5 ağustos tarihinde de çok bir şey değişeceğini düşünmüyorum ama kendisi öyle dediği için güveniyoruz.
1699
avrupa’da kupa hedefimiz olduğunu açıklamış değerli yöneticimiz.
burada erden timur’a bir soru daha sorulmalıydı. hangi kupa? şampiyonlar ligi ise ekonomik ve sportif olarak önümüzdeki 20 yılda böyle bir şeyin gerçekleşme olasılığı çok düşük. belki ülkemiz gelecek 20 yılda falan olağanüstü atılım falan yapar da anca öyle yarı final falan görebiliriz. o da zor.
uefa avrupa ligi ve konferans liginde “kısa vade” olarak en akla yatkın mecra konferans ligi’dir. ben de hep burasının türk takımları için hedeflenmesi gerektiğine inanıyorum. hatta keşke şampiyonlar liginde üçüncü olursak uefa avrupa ligi yerine buraya gitsek diyorum içten içe. final oynamak hayal değil. final oynarsak da o enerjiyle kulübe çok başka sponsorluklar kazandırabiliriz.

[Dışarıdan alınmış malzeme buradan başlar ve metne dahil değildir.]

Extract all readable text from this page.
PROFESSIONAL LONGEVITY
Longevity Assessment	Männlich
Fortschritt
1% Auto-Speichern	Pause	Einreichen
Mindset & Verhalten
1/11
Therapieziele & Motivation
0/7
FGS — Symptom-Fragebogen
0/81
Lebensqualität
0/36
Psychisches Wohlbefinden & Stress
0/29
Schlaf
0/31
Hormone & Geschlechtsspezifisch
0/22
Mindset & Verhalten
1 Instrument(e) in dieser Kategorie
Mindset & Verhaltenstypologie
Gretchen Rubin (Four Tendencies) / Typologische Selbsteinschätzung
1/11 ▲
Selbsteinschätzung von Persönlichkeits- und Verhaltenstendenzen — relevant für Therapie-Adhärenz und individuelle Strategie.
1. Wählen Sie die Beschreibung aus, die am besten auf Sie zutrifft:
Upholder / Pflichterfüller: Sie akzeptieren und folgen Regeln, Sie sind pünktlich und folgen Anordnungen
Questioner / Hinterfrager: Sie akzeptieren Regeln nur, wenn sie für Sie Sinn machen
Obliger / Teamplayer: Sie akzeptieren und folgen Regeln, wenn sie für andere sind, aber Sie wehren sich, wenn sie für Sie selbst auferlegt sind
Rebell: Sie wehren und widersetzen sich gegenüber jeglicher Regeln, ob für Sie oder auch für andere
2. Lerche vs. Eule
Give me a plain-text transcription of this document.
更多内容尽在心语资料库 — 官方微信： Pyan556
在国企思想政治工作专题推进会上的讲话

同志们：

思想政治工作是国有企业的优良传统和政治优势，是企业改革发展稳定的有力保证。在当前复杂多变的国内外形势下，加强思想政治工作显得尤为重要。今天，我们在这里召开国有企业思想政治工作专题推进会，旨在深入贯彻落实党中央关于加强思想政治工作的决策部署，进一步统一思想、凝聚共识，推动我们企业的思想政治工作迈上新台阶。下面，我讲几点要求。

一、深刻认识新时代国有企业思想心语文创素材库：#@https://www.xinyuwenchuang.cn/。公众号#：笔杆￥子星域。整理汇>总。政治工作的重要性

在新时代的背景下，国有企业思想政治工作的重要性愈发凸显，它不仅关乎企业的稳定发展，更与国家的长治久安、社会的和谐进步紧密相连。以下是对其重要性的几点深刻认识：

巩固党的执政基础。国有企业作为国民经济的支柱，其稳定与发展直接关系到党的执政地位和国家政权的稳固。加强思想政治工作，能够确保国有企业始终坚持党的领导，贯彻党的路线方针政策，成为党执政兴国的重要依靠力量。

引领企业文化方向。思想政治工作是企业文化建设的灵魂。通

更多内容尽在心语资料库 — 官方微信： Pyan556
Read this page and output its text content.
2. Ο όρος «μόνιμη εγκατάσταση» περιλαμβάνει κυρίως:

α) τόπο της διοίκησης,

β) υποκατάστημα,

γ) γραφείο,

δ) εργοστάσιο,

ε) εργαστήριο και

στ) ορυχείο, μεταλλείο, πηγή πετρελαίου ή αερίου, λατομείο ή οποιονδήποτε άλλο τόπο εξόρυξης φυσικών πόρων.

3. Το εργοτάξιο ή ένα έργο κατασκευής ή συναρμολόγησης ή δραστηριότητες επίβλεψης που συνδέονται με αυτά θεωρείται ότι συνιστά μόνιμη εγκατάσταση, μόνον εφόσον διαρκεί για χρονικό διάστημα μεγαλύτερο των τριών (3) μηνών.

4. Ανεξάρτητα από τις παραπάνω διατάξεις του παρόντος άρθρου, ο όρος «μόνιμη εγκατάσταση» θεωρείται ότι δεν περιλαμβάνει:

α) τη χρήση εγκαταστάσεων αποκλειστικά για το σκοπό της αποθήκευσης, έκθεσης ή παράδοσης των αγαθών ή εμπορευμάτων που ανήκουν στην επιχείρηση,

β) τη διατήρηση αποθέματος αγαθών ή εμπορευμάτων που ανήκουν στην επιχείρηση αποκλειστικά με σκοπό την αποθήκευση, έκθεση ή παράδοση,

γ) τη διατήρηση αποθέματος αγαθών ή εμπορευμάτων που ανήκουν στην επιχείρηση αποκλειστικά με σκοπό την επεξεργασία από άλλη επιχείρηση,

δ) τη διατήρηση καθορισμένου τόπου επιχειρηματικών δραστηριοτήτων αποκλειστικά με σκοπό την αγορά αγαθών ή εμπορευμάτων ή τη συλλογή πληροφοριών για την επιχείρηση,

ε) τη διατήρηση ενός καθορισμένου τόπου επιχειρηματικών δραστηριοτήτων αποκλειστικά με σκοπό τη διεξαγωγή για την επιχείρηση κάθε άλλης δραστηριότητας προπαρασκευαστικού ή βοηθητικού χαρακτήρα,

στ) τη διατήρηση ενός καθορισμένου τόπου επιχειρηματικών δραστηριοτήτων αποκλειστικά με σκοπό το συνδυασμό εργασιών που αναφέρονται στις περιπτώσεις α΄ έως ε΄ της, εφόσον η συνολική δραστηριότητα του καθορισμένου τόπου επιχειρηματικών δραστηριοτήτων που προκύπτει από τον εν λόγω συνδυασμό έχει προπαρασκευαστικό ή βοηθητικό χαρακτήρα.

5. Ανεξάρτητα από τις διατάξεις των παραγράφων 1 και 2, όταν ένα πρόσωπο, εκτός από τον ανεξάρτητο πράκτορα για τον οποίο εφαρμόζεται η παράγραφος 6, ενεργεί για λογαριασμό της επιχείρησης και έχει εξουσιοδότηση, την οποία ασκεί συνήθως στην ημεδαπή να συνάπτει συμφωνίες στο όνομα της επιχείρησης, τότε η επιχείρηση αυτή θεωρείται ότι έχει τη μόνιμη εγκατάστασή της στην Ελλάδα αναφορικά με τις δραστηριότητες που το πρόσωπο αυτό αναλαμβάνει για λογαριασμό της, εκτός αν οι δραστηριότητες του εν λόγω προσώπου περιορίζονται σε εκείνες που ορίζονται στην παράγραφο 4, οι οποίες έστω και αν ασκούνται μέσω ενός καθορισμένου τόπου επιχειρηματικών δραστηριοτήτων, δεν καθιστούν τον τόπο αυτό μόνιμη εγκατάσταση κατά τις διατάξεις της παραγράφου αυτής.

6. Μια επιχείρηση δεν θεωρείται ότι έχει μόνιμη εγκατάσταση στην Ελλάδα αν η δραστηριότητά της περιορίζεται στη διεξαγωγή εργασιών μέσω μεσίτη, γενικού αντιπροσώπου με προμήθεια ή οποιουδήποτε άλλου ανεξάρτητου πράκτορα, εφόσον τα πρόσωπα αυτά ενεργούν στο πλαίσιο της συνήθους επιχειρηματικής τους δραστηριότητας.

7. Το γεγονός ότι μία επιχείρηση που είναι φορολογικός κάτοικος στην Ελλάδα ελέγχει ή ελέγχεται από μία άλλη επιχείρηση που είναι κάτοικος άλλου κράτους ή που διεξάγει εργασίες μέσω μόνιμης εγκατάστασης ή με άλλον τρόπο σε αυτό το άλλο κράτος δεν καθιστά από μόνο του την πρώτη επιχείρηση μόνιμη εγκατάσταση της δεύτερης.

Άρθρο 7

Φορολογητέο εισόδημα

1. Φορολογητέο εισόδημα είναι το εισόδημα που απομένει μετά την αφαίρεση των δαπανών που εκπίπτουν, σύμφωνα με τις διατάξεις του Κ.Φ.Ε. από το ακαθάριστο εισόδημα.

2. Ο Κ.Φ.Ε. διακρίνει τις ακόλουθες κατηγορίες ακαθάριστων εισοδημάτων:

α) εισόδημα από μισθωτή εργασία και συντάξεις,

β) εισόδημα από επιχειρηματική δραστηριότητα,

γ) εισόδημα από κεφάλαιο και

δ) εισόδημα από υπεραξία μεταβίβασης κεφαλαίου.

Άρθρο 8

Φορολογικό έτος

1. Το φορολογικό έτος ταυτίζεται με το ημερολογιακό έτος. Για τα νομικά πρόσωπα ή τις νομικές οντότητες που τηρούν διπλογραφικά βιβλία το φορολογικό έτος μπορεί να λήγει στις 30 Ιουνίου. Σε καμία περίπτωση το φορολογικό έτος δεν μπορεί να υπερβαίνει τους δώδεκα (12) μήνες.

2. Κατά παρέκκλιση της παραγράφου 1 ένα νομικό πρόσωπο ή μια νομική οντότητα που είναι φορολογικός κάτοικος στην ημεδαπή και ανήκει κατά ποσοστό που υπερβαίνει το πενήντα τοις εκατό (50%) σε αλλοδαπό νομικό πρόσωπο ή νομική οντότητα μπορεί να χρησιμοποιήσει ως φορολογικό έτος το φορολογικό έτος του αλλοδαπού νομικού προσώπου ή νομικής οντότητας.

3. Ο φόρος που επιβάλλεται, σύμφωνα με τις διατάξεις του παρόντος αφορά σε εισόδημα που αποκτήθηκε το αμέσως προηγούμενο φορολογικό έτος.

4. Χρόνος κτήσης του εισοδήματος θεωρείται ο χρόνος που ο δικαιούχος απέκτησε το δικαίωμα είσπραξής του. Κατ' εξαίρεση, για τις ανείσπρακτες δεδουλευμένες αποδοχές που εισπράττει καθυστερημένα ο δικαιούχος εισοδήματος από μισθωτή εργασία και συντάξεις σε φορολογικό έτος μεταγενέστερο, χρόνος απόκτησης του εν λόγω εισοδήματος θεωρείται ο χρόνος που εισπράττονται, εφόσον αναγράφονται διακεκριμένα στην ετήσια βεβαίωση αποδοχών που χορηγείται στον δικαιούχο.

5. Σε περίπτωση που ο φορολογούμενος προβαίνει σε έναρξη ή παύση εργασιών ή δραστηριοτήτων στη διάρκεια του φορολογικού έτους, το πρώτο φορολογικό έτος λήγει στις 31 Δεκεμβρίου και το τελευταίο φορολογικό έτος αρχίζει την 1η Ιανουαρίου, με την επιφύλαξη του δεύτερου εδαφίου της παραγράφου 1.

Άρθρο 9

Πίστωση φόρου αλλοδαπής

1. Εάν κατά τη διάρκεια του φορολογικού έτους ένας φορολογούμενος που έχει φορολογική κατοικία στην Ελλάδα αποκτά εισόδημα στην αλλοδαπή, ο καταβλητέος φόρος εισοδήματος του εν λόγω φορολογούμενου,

bir de transfer dönemi için kendisinden ricam, lütfen genç ve sonraki satışı mümkün oyunculara yönelelim. sacha boey gibi müthiş bir örnek var elimizde ve o yolu göz ardı ediyoruz gibime geliyor. hep isimli oyuncular konuşuluyor. hep son satışı olacak oyuncular… her mevkide bu tip isimlere gitmemiz bize ekonomik olarak kötü yansıyacak. kısa vadeci olmayalım erden bey. kısa vadeciler hep kaybeder.